By Steven McKenzie
Highlands and Islands reporter, BBC Scotland news website
A metre length of tape lies next to a trackway of hand-beast prints
More than 100 marks left by a lizard called Isochirotherium - also known as the hand-beast - 270 million years ago have been uncovered on an island.
Dr Neil Clark, who has previously found evidence of ancient reptiles and dinosaurs on Skye, made the finds along with amateur enthusiasts on Arran.
The komodo dragon-sized creature English name was inspired by its unusual hand-like prints.
The footprints and track ways are in the south of the Firth of Clyde isle.
Sites include Sliddery, Levencorroch and Kildonan.
Dr Clark, of the University of Glasgow's Hunterian Museum and Art Gallery, and Hammy Corrance have co-authored a paper on the finds and their identification.
It has been published in the latest edition of the Scottish Journal of Geology.

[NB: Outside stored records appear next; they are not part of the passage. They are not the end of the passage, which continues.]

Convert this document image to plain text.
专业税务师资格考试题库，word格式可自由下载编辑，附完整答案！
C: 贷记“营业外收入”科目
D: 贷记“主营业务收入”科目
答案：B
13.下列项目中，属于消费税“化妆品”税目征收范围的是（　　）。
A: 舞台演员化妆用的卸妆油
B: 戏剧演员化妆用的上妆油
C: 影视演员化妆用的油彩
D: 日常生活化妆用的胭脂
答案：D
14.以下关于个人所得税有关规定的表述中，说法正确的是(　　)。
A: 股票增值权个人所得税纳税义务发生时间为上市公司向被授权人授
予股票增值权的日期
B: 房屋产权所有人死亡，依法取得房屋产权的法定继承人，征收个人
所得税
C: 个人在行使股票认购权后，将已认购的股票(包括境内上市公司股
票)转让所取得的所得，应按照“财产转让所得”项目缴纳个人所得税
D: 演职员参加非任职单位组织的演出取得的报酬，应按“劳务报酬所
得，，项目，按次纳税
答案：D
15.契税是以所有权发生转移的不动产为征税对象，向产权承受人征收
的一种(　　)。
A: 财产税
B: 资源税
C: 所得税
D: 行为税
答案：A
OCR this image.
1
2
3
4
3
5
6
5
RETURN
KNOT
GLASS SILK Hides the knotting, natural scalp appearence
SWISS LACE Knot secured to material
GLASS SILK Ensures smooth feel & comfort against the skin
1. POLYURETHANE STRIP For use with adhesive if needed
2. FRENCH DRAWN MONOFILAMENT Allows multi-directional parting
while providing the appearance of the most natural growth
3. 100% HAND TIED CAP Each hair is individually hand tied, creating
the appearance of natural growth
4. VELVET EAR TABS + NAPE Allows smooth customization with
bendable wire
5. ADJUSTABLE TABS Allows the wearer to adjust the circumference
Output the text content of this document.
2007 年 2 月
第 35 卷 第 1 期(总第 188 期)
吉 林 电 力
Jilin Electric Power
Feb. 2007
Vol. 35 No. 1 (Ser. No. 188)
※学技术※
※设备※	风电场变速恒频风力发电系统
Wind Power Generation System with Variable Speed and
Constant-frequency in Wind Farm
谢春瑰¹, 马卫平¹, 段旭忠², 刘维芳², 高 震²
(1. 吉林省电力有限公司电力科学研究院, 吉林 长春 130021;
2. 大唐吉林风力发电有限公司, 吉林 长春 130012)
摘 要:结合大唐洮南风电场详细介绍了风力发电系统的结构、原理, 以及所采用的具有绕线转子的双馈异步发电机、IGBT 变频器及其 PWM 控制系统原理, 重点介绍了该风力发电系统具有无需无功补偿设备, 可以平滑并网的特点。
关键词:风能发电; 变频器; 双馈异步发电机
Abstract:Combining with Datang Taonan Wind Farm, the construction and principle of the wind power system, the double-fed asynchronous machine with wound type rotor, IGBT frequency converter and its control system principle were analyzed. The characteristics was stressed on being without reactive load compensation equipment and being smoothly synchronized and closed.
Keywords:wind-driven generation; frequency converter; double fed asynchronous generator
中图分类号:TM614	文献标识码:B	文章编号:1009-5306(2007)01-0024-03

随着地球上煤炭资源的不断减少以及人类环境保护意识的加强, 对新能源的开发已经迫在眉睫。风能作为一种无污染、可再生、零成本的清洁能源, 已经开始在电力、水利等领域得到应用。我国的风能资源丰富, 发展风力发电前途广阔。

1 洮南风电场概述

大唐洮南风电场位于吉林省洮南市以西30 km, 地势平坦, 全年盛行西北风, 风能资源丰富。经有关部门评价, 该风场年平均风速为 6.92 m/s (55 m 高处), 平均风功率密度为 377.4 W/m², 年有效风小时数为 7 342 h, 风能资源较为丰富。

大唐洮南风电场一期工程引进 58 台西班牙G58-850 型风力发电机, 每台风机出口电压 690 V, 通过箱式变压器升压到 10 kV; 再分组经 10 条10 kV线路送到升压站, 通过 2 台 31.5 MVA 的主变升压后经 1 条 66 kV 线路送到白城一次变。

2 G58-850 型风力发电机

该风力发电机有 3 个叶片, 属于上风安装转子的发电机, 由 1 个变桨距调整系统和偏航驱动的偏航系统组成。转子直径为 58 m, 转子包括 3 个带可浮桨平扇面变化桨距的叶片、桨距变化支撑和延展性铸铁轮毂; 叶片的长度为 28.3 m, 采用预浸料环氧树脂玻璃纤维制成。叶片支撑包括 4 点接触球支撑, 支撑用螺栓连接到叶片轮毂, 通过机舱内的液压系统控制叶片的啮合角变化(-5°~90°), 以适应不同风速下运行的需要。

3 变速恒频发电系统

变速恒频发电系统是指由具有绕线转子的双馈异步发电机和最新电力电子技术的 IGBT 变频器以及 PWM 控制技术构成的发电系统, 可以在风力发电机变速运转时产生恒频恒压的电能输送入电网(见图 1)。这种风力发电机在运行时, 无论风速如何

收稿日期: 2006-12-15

Footprints were previously found on Arran, but the latest discoveries are the largest to be indentified so far.
The finds at Kildonan by locals Fiona Gorman and John and Jean Fitzpatrick at Sliddery, and during investigations by Dr Clark and Mr Corrance, have seen the number footprints and track ways reach more than 100.
The track ways are a collection of footprints and show the creatures' direction of travel.
Dr Clark said: "The purpose of paper was to draw people's attention that these exist."
"What is interesting about the prints, and the lizard that made them, is that the fifth toe is the equivalent of a pinkie on a hand, when you might expect it to be a thumb."
The hand-beast was similar in size to the komodo dragon
The palaeontologist will be leading a guide walk and talk of the prints during this weekend's Isle of Arran Wildlife Festival.
Last year, Dr Clark was involved in research that suggested footprints found on Skye and in Wyoming, in the US, were left by the same dinosaurs or a similar species.
He said some tracks at the two sites were "indistinguishable".
Great Britain and the United States formed part of the same land-mass hundreds of millions of years ago.
Dr Clark said further investigation into the link was needed.
The preliminary research by the curator of palaeontology and Dr Michael Brett-Surman, of the department of paleobiology at the Smithsonian Institution in Washington, was also published in the Scottish Journal of Geology.
The scientists studied tracks from the Middle Jurassic - about 170 million years ago - found in rock formations.
Analysis included measurements of footprints for comparison, looking at the length of digits and the distance between them.
Data gathered suggested that smaller footprints from the Valtos Sandstone and Kilmaluag formations on Skye were indistinguishable from those in the Sundance Formation in Wyoming.
Four different groupings of dinosaur footprints were identified and the scientists said they may represent at least four different types of animal.